Я понял тогда самое главное. Чтобы воспитывать, надо знать детей. Знать во всех их отношениях. В их взлетах и падениях. В самом высоком и самом низком. Решение мое было, пожалуй, верным, но гнусной была установка — превратить мои классы в лабораторию педагогического творчества.
Нельзя экспериментировать на живых людях!
А тогда меня привлекал Макаренко. Смелый экспериментатор. Сидела в голове строчка из его письма: «У моих ног лежал созданный мною мир». Я хотел создать такой же мир. Такой же справедливый, целенаправленный и прекрасный. Именно поэтому я ринулся в тайный мир моих детей: знать все, чтобы переиначивать, перестраивать, улучшать, преобразовывать. Как Макаренко. Как Пастер. Как Мечников. Не спать ночей. Все свободное время быть с ними. Непременно сблизиться. Чего бы это мне ни стоило.
Черя был гением и хулиганом одновременно. Гением он был потому, что умножал в уме трехзначные числа, извлекал квадратные корни и делил любое шестизначное число на двадцать один.
А хулиганом Черя был потому, что всегда в кармане носил колоду карт, обыгрывал всех в очко, буру, девятку, а проигравших записывал в кондуиты своей памяти и денежные долги обменивал на хулиганские затеи: вот тому надо морду набить, а эту за косы дернуть или заорать в клубе: «Светка — дура!»
Никаких внешних признаков гениальности у Чери не было. Правда, широко расставленные глаза внушали некоторое недоумение: как это у него глаза так разъехались, должно быть, при такой расстановке диапазон видения увеличивается вдвое. И действительно, опыт показывал, что Черя всегда в нужную минуту сразу видел опасность и срывался и места хулиганских своих комбинаций первым.

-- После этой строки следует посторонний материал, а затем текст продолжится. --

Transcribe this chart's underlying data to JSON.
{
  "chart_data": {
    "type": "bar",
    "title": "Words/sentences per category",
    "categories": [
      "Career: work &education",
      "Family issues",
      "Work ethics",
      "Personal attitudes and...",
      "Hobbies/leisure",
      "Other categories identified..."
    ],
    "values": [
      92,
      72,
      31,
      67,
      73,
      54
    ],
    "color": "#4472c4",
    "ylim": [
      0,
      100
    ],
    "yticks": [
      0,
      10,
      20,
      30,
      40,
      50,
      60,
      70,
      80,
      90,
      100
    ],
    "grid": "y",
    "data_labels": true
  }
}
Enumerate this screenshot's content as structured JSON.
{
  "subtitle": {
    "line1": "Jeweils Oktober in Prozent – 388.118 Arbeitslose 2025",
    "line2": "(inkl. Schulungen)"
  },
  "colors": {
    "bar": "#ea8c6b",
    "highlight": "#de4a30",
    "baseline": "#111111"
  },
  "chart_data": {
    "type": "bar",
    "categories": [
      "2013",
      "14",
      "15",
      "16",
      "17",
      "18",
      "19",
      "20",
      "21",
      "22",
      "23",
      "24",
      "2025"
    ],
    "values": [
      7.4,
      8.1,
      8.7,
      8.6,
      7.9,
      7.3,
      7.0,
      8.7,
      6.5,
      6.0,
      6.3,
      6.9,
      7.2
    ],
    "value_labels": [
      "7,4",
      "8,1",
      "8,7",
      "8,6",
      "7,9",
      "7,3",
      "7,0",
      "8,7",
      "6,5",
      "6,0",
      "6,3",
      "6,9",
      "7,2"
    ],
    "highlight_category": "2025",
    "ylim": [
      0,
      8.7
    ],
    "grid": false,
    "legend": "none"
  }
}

Отец у Чери был кадровым офицером, за строгость несения службы, за поимку двадцати семи бегунов (ловил с собаками и без собак, зимой и летом) он удостоен многих наград, которые у Чери всегда были перед глазами: грамоты, кубки, карманные часы с надписью (теперь они не ходили) и даже сабля — все это висело на стене и внушало приходящим товарищам Чери особый трепет. Нужно сказать, что сабля была подарена не за лагерную работу, а за настоящую войну, за особые заслуги в войне с белыми, зелеными, черными. Черя с гордостью рассказывал о том, что его отец как-то разрубил пополам двух белых офицериков, один был совсем шкет, в очках, сам надвое развалился, а другой был как кабан упитанный, и, чтобы его разрубить пополам, пришлось применить особый удар, тайну которого отец не поведал даже Чере. А Черя, будучи гением, все же, когда не было отца, сам пытался дознаться до тайны и пробовал сшибать чего придется, от этого на лезвии появились зазубрины, за что отец Чери, Кузьма Савельевич, отвесил гениальной Чериной голове два тумака, содержание которых крепко засело в Чериной голове, а именно: брать недозволенное можно, только зазубрины делать ни в коем разе нельзя.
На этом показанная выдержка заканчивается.